With LiFePO4 cells, you want to stop balancing when the cells fall below 3.4 volts. Once the cell voltages are into the flat region, it won't do anything anyways. But, if you run the pack down to where any cells start hitting the bottom knee, the balance might then try to pull power from a stronger cell to help keep a weak cell up. But this is wrong as it will un-balance the cells very quickly. If the cells are perfectly matched, this won't happen, but any difference in cell capacity will trigger this bad behavior. Lets say these are 100 amp hour cells, but one cell is only 95 amp hours. When the pack is fully charged and top balanced, all cells will be at 100% state of charge. When you discharge 30 amp hours out of the pack, the good cells are now at 70% state of charge, but the weaker 95 amp hour cell is actually down to 68%. Rung the pack down to just 30% remaining on the good cells, this weak cell could be as low as 25% left. If the active balance was still running, it would be pulling power from the stronger cells to boost this weak one back up. While this might make it run a tiny bit longer, it is messing up the balance. If the cells were then balanced to the same voltage (state of charge) and you try to charge this back up, the weak cell get's pushed up to the same 30% SoC, but as the pack charges, the weak cell is actually charged to a higher state and will once again hit the top knee first and run away.
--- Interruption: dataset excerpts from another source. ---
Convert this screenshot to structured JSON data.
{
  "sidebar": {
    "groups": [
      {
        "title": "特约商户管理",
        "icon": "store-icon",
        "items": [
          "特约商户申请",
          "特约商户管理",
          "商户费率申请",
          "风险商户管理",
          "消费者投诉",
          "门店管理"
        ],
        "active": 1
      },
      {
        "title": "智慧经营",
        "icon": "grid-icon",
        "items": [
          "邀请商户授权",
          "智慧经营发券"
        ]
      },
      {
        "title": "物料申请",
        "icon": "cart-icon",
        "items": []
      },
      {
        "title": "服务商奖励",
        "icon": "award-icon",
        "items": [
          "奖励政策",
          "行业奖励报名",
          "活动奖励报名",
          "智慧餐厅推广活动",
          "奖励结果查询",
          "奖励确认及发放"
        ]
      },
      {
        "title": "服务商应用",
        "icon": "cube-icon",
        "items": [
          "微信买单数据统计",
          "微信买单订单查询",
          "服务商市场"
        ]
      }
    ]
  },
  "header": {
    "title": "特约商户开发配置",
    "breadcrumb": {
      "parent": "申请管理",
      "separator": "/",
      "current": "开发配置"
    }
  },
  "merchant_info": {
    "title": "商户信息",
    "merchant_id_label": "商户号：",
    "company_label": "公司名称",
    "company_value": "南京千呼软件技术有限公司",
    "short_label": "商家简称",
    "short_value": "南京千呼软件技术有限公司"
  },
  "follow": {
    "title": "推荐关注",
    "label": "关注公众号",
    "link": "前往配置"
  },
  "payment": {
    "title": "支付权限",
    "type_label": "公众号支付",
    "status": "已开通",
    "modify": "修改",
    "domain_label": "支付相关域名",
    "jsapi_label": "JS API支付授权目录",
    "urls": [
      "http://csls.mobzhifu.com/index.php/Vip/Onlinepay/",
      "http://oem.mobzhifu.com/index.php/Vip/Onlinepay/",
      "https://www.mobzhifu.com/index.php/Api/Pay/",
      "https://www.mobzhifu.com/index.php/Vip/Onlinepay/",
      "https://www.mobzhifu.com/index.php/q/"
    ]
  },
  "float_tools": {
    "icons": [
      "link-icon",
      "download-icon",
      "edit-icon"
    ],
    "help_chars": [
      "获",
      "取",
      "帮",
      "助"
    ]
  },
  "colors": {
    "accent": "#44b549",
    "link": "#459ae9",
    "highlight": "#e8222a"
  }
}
This is due to the cell having extra charge pushed in by the balancer. If the balancer is left off, yes, the weakest cell will limit the minimum charge state by hitting the low knee first, but when charging back up, every cell will take in the same amp hours and hit full charge at the same time again. Limit the discharge to keep the weakest cell over 20% SoC and all you ever need to do is a light top balance to keep them in sync. Turning on balance when any cells goes above 3.4 volts or even a bit higher will work great.
I may change my settings to limit the balancing to the very top as well, even in my NMC cells, but it is not as critical. They are so well matched, they cells don't spread more than 0.008 volts ever any more, my balancer has not turned on in over a year since the cells got top balanced up. But I also never run them below 45% charge either. But I might in the next few days. I just got a notice that the electric company may shut off the power here due to high winds and a wild fire danger situation. So my house me be running off grid for 2 to 3 days.